The scanner at-hand can produce a "searchable PDF" -- that is, a PDF
container that includes the bitmaps along with the OCR'd text. Each
character maps to a precise position on the bitmap image and that
metadata is part of the PDF. So when pages are extracted or cropped,
the correct set of OCR'd text follows the bitmap. And I can always
get the text in separately if needed using /pdftotext/.

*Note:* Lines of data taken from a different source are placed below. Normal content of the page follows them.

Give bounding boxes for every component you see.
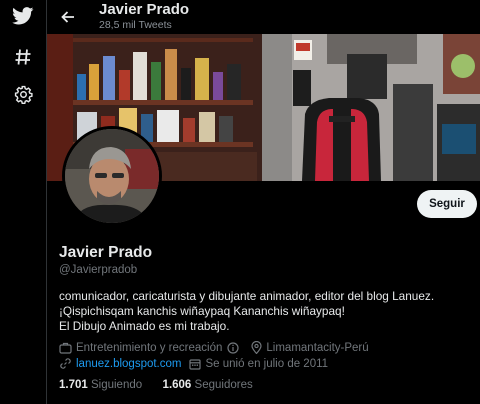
briefcase-icon <box>59 342 72 354</box>
hashtag-icon[interactable] <box>0 46 46 68</box>
bio-line: El Dibujo Animado es mi trabajo. <box>59 319 230 333</box>
link-icon <box>59 357 72 370</box>
header-tweet-count: 28,5 mil Tweets <box>99 19 172 31</box>
follow-button[interactable]: Seguir <box>417 190 477 218</box>
sidebar-nav <box>0 0 46 404</box>
followers-link[interactable]: 1.606 Seguidores <box>163 379 253 391</box>
following-count: 1.701 <box>59 379 88 391</box>
profile-name: Javier Prado <box>59 244 153 261</box>
bio-line: ¡Qispichisqam kanchis wiñaypaq Kananchis… <box>59 304 345 318</box>
followers-label: Seguidores <box>194 379 253 391</box>
settings-gear-icon[interactable] <box>0 83 46 105</box>
profile-column: Javier Prado 28,5 mil Tweets Seguir Javi… <box>46 0 480 404</box>
profile-location: Limamantacity-Perú <box>266 341 369 354</box>
following-link[interactable]: 1.701 Siguiendo <box>59 379 142 391</box>
location-pin-icon <box>251 341 262 354</box>
bio-line: comunicador, caricaturista y dibujante a… <box>59 289 435 303</box>
info-icon[interactable] <box>227 341 239 354</box>
following-label: Siguiendo <box>90 379 143 391</box>
profile-handle: @Javierpradob <box>59 264 138 276</box>
follow-stats: 1.701 Siguiendo 1.606 Seguidores <box>59 379 253 391</box>
profile-avatar[interactable] <box>62 126 162 226</box>
profile-meta-row-2: lanuez.blogspot.com Se unió en julio de … <box>59 357 328 370</box>
profile-joined-date: Se unió en julio de 2011 <box>205 357 329 370</box>
back-arrow-icon[interactable] <box>57 6 79 28</box>
profile-header-bar: Javier Prado 28,5 mil Tweets <box>47 0 480 34</box>
header-profile-name: Javier Prado <box>99 1 190 18</box>
calendar-icon <box>189 358 202 370</box>
profile-category: Entretenimiento y recreación <box>76 341 223 354</box>
profile-meta-row-1: Entretenimiento y recreación Limamantaci… <box>59 341 369 354</box>
followers-count: 1.606 <box>162 379 192 391</box>
profile-bio: comunicador, caricaturista y dibujante a… <box>59 289 471 334</box>
profile-website-link[interactable]: lanuez.blogspot.com <box>76 358 181 370</box>
twitter-bird-icon[interactable] <box>0 5 46 27</box>
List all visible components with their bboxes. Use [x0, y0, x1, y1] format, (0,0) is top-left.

I also have a FOSS tool that can do OCR on a bitmap, but then I end up
with an image file and a text file, which is messy. When the bitmap
is inserted in a latex document, for example, the text is lost. It's
more managable to have a PDF container that encapsulates all
components of the document.
Latex does not seem to have a way to insert the OCR'd into the PDF for
searching and extraction, apart from using the /attachfile/ package,
which (I think) forces a visible thumb-tac icon into the document.
> Email? Who mentioned email? I use a scanner attached to my
> workstation. I load a stack of documents and press the button. I
> get a bunch of PNGs appear in the nominated directory. Email is not
> involved.
The scanner at-hand e-mails the scans, apparently forced by the admins
configuration.
> If you are using a remote scanner that sends them to you, install
> procmail and divert them into a separate folder.
Procmail is another problem. Procmail's big weakness is inability to
recognize and manipulate MIME attachments. I once tried to write a
procmail recipe to use third-party MIME tools and it was a disaster.
Clearly it's nontrivial.
> > I'm also not sure I could continue using a /while/ loop to iterate
> > over pages and apply a 90 degree angle on every other page and -90
> > degrees on the others. So I only see disadvantages to that.
>
> ImageMagick is your friend. A couple of lines of shell script should
> be able to do that.
The original document is a legal document in the form of an A3
booklet. The beauty of the code I posted is that the PDF internally
contains the original scans as-is, with no butchering. Yet it uses
viewport to give a nice A4 up-right presentation.
Using ImageMagick in the way you suggest butchers the original scans.
Would a court be anal about that? I'd rather not risk it. Using
viewport makes it possible to extract the original A3 images later if
needed, exactly as they were scanned.